Czech shoppers hit the stores for the first time in 2021

PRAGUE, May 10 (Reuters) - Czech stores opened on Monday for the first time in 2021, as the country gradually eased COVID-19 restrictions after having faced one of the world’s worst outbreaks of the pandemic.

For many shoppers it was a welcome chance to try on shoes and clothes again rather than relying on online shopping, which has helped retailers survive nearly continuous lockdown restrictions since October.

“I will definitely be buying summer things first,” said Vera Lazakova as she browsed a Prague shopping mall.

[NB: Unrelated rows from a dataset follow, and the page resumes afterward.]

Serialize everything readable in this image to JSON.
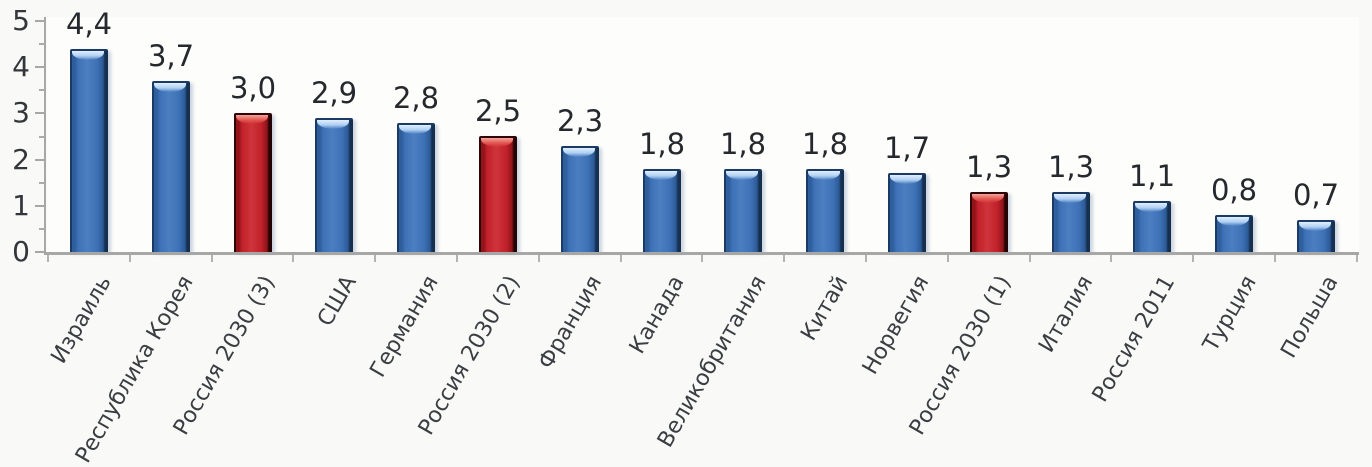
{
  "chart_data": {
    "type": "bar",
    "title": "",
    "xlabel": "",
    "ylabel": "",
    "categories": [
      "Израиль",
      "Республика Корея",
      "Россия 2030 (3)",
      "США",
      "Германия",
      "Россия 2030 (2)",
      "Франция",
      "Канада",
      "Великобритания",
      "Китай",
      "Норвегия",
      "Россия 2030 (1)",
      "Италия",
      "Россия 2011",
      "Турция",
      "Польша"
    ],
    "values": [
      4.4,
      3.7,
      3.0,
      2.9,
      2.8,
      2.5,
      2.3,
      1.8,
      1.8,
      1.8,
      1.7,
      1.3,
      1.3,
      1.1,
      0.8,
      0.7
    ],
    "value_labels": [
      "4,4",
      "3,7",
      "3,0",
      "2,9",
      "2,8",
      "2,5",
      "2,3",
      "1,8",
      "1,8",
      "1,8",
      "1,7",
      "1,3",
      "1,3",
      "1,1",
      "0,8",
      "0,7"
    ],
    "bar_colors": [
      "blue",
      "blue",
      "red",
      "blue",
      "blue",
      "red",
      "blue",
      "blue",
      "blue",
      "blue",
      "blue",
      "red",
      "blue",
      "blue",
      "blue",
      "blue"
    ],
    "ylim": [
      0,
      5
    ],
    "ytick_labels": [
      "0",
      "1",
      "2",
      "3",
      "4",
      "5"
    ],
    "minor_yticks": [
      0.5,
      1.5,
      2.5,
      3.5,
      4.5
    ],
    "grid": false,
    "legend": null,
    "x_label_rotation_deg": 60,
    "colors": {
      "blue_bar": "#3D71B5",
      "blue_bar_edge": "#1B3A64",
      "red_bar": "#C1212A",
      "red_bar_edge": "#2E0607",
      "axis": "#A7A7A7",
      "text": "#33363B",
      "background": "#F9F9F7"
    }
  }
}
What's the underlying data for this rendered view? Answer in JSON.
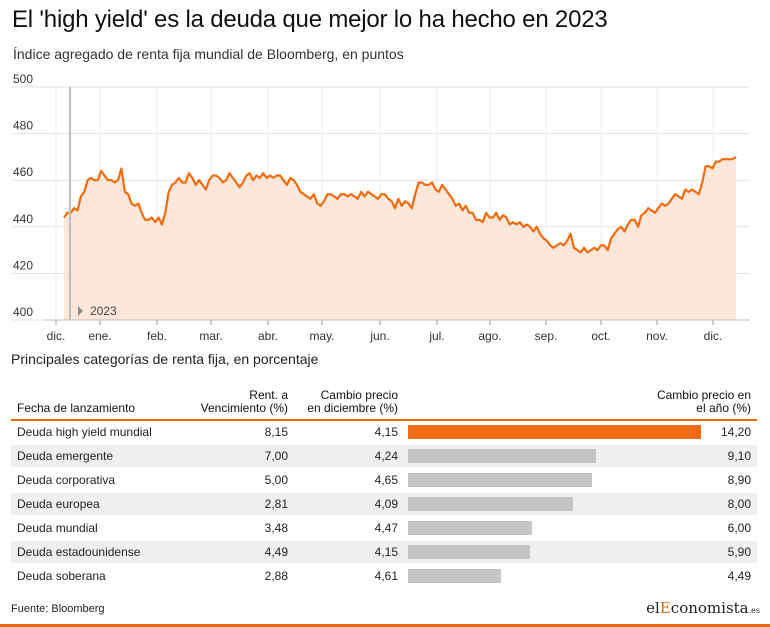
{
  "title": "El 'high yield' es la deuda que mejor lo ha hecho en 2023",
  "subtitle": "Índice agregado de renta fija mundial de Bloomberg, en puntos",
  "colors": {
    "accent": "#f26b0f",
    "area": "#fde3d3",
    "bar": "#c4c4c4",
    "rule": "#e76a0c"
  },
  "chart_data": {
    "type": "area",
    "ylim": [
      400,
      500
    ],
    "yticks": [
      400,
      420,
      440,
      460,
      480,
      500
    ],
    "grid": true,
    "months": [
      "dic.",
      "ene.",
      "feb.",
      "mar.",
      "abr.",
      "may.",
      "jun.",
      "jul.",
      "ago.",
      "sep.",
      "oct.",
      "nov.",
      "dic."
    ],
    "year_marker": "2023",
    "values": [
      444,
      446,
      446,
      448,
      447,
      453,
      455,
      460,
      461,
      460,
      460,
      464,
      462,
      460,
      460,
      459,
      460,
      465,
      455,
      454,
      450,
      449,
      450,
      446,
      443,
      443,
      444,
      442,
      444,
      441,
      446,
      455,
      458,
      459,
      461,
      459,
      459,
      463,
      461,
      458,
      460,
      458,
      456,
      460,
      462,
      462,
      461,
      459,
      460,
      463,
      461,
      459,
      457,
      459,
      462,
      463,
      460,
      462,
      461,
      463,
      461,
      462,
      461,
      462,
      462,
      460,
      458,
      461,
      460,
      458,
      455,
      454,
      453,
      452,
      454,
      450,
      449,
      451,
      454,
      454,
      453,
      452,
      454,
      454,
      453,
      454,
      453,
      452,
      455,
      453,
      455,
      454,
      453,
      452,
      454,
      454,
      452,
      451,
      448,
      452,
      449,
      451,
      450,
      448,
      454,
      459,
      459,
      458,
      458,
      459,
      456,
      455,
      458,
      456,
      454,
      452,
      449,
      450,
      447,
      449,
      446,
      446,
      443,
      443,
      442,
      446,
      444,
      444,
      446,
      443,
      445,
      444,
      441,
      442,
      441,
      442,
      440,
      441,
      440,
      438,
      440,
      437,
      435,
      434,
      432,
      431,
      432,
      433,
      432,
      434,
      437,
      431,
      430,
      429,
      431,
      429,
      430,
      431,
      430,
      432,
      432,
      430,
      435,
      437,
      439,
      440,
      438,
      441,
      443,
      443,
      440,
      445,
      446,
      448,
      447,
      446,
      448,
      450,
      449,
      450,
      452,
      454,
      453,
      452,
      456,
      455,
      456,
      455,
      454,
      459,
      466,
      466,
      465,
      468,
      468,
      469,
      469,
      469,
      469,
      470
    ]
  },
  "table": {
    "section_title": "Principales categorías de renta fija, en porcentaje",
    "headers": {
      "name": "Fecha de lanzamiento",
      "ytm_line1": "Rent. a",
      "ytm_line2": "Vencimiento (%)",
      "dec_line1": "Cambio precio",
      "dec_line2": "en diciembre (%)",
      "year_line1": "Cambio precio en",
      "year_line2": "el año (%)"
    },
    "rows": [
      {
        "name": "Deuda high yield mundial",
        "ytm": "8,15",
        "dec": "4,15",
        "year": "14,20",
        "year_value": 14.2
      },
      {
        "name": "Deuda emergente",
        "ytm": "7,00",
        "dec": "4,24",
        "year": "9,10",
        "year_value": 9.1
      },
      {
        "name": "Deuda corporativa",
        "ytm": "5,00",
        "dec": "4,65",
        "year": "8,90",
        "year_value": 8.9
      },
      {
        "name": "Deuda europea",
        "ytm": "2,81",
        "dec": "4,09",
        "year": "8,00",
        "year_value": 8.0
      },
      {
        "name": "Deuda mundial",
        "ytm": "3,48",
        "dec": "4,47",
        "year": "6,00",
        "year_value": 6.0
      },
      {
        "name": "Deuda estadounidense",
        "ytm": "4,49",
        "dec": "4,15",
        "year": "5,90",
        "year_value": 5.9
      },
      {
        "name": "Deuda soberana",
        "ytm": "2,88",
        "dec": "4,61",
        "year": "4,49",
        "year_value": 4.49
      }
    ]
  },
  "source": "Fuente: Bloomberg",
  "logo": {
    "part1": "el",
    "part2": "E",
    "part3": "conomista",
    "suffix": ".es"
  }
}
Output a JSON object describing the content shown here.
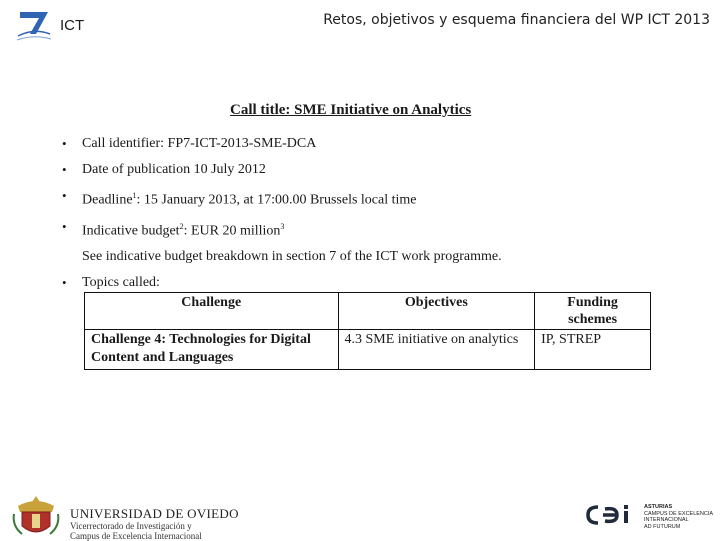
{
  "header": {
    "program_label": "ICT",
    "slide_title": "Retos, objetivos y esquema financiera del WP ICT 2013"
  },
  "call": {
    "title": "Call title: SME Initiative on Analytics",
    "identifier": "Call identifier: FP7-ICT-2013-SME-DCA",
    "publication": "Date of publication 10 July 2012",
    "deadline_label": "Deadline",
    "deadline_sup": "1",
    "deadline_value": ": 15 January 2013, at 17:00.00 Brussels local time",
    "budget_label": "Indicative budget",
    "budget_sup1": "2",
    "budget_value": ": EUR 20 million",
    "budget_sup2": "3",
    "budget_note": "See indicative budget breakdown in section 7 of the ICT work programme.",
    "topics_label": "Topics called:"
  },
  "topics_table": {
    "headers": [
      "Challenge",
      "Objectives",
      "Funding schemes"
    ],
    "rows": [
      [
        "Challenge 4: Technologies for Digital Content and Languages",
        "4.3 SME initiative on analytics",
        "IP, STREP"
      ]
    ]
  },
  "footer": {
    "university_name": "UNIVERSIDAD DE OVIEDO",
    "university_sub1": "Vicerrectorado de Investigación y",
    "university_sub2": "Campus de Excelencia Internacional",
    "cei_line1": "ASTURIAS",
    "cei_line2": "CAMPUS DE EXCELENCIA",
    "cei_line3": "INTERNACIONAL",
    "cei_line4": "AD FUTURUM"
  },
  "colors": {
    "fp7_blue": "#2f64b3",
    "cei_dark": "#1f2a3a",
    "crest_gold": "#c9a23a"
  }
}
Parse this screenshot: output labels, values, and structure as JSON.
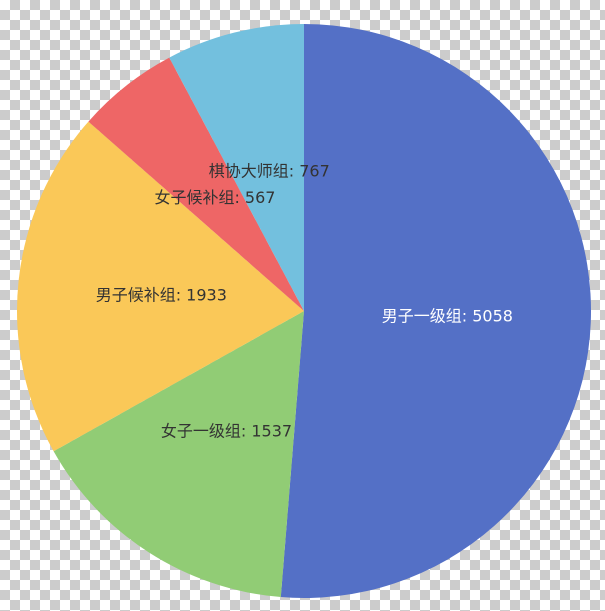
{
  "chart_data": {
    "type": "pie",
    "title": "",
    "slices": [
      {
        "label": "男子一级组",
        "value": 5058,
        "color": "#5470c6",
        "text_color": "#ffffff"
      },
      {
        "label": "女子一级组",
        "value": 1537,
        "color": "#91cc75",
        "text_color": "#333333"
      },
      {
        "label": "男子候补组",
        "value": 1933,
        "color": "#fac858",
        "text_color": "#333333"
      },
      {
        "label": "女子候补组",
        "value": 567,
        "color": "#ee6666",
        "text_color": "#333333"
      },
      {
        "label": "棋协大师组",
        "value": 767,
        "color": "#73c0de",
        "text_color": "#333333"
      }
    ],
    "label_format": "{name}: {value}",
    "start": "top",
    "direction": "clockwise"
  }
}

She added that she would not miss visits to the post office to send back online purchases that did not fit.

Prague watch store owner Jiri Wildt said the re-opening could help him return to profit.

“People only came to the window (for services during lockdowns) and the profit then was, at most, enough to maintain our operations,” he told Reuters.

Non-essential retail outlets last opened briefly for several weeks in December before a rise in infections - the second in a series of three spikes since October - led to renewed restrictions.

The country of 10.7 million people has been hit hard by the coronavirus, along with others in central Europe - a region where the initial wave of the pandemic a year ago was relatively small.

In the Czech Republic, deaths from COVID-19 total nearly 30,000, and the country has the second highest deaths per capita rate in the world behind Hungary, according to Our World in Data.

Daily COVID-19 cases have subsided over the last month, hospitalisations are at their lowest since October and vaccinations are picking up after a sluggish start.

Hair and beauty salons reopened a week ago and discussions are under way to open restaurant terraces in the coming weeks.

A major factor in deciding whether to re-open the economy is the seven-day incidence rate, which has fallen close to the government target of 100 cases per 100,000 over a week, eight times fewer than peaks seen during the last spike in March.

The government has wanted to see the seven-day incidence rate fall to 75 before further easing.